Complaint filed against lawyer for ‘wishing God’s mercy’ on ISIL suicide bomber in Turkey’s southeast

GAZİANTEP/TEKİRDAĞ
A complaint was filed against a lawyer for “wishing God’s mercy” on an Islamic State of Iraq and the Levant (ISIL) suicide bomber in the southeastern province of Gaziantep. 

Orhan Şahin, the lawyer of the ISIL suspects in a deadly jihadist bomb attack case, “wished mercy” on ISIL militant İsmail Güneş, who blew himself up in a bomb-laden vehicle in front of the Gaziantep police headquarters on May 1, 2016, causing the deaths of three police officers. 

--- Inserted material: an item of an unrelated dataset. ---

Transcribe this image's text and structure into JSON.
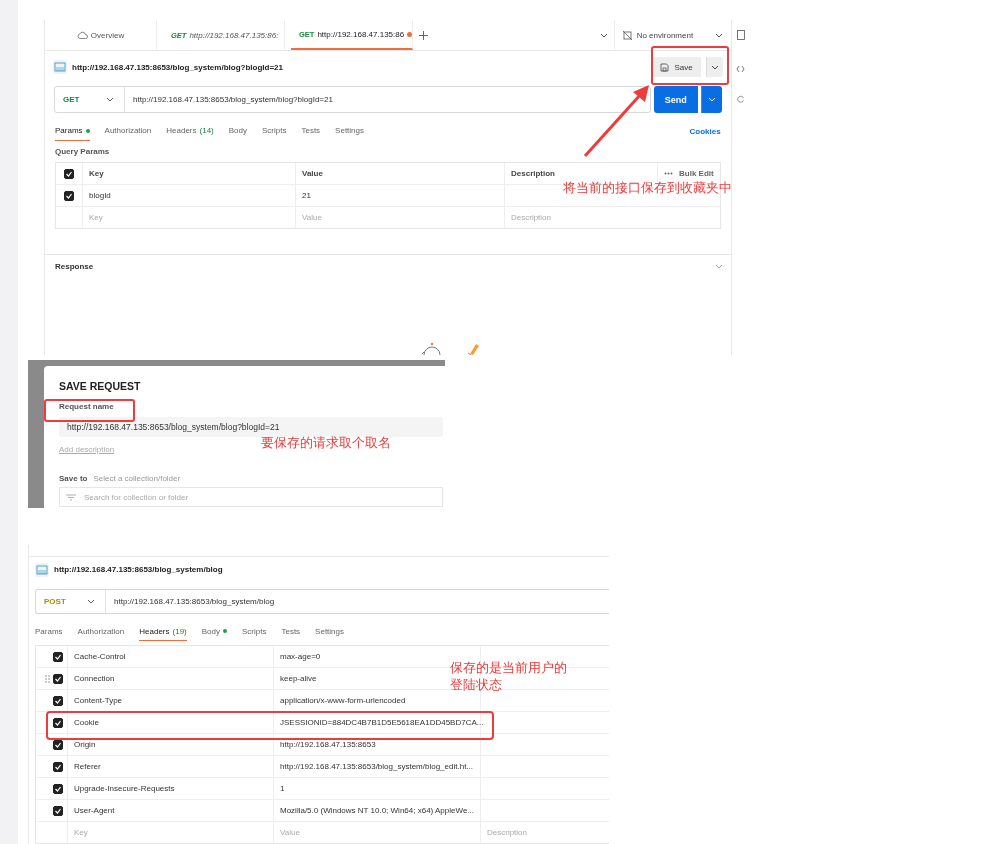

“I pass on my condolences to the families of those killed in the attack and wish God’s mercy on the person described as the suicide bomber. Even though one says ‘I love ISIL, I’m sympathetic to ISIL,’ it cannot cause one to be arrested,” Şahin told the court during a hearing last week in the Eighth Heavy Penal Court, prompting the court board to file a complaint over “praising crime and the criminal” to the Gaziantep Chief Public Prosecutor’s Office. 

Şahin is the lawyer of 60 arrested suspects of the case that has a total of 110 suspects.

Meanwhile, one of the repairmen of the jihadist group was detained in the northwestern province of Tekirdağ after police became suspicious of his vehicle. 

Police determined that the man, only identified as Abdurrahman A., arrived in Turkey from Syria illegally and was repairing and maintaining vehicles used by ISIL. 

In his testimony, Abdurrahman A. said that he was previously active in ISIL ranks in Aleppo and was repairing vehicles in Deir ez-Zor, Raqqa and Manbij. He also said that his father, only identified as Temir Abu Y., was a tank driver for ISIL. 

The Tekirdağ police’s anti-terror branch then notified police in the southern border province of Hatay on the issue and Temir Abu Y. was detained in Hatay. 

The investigation into the jihadist father and son has been ongoing, while the police are trying to determine other militants who are linked to them.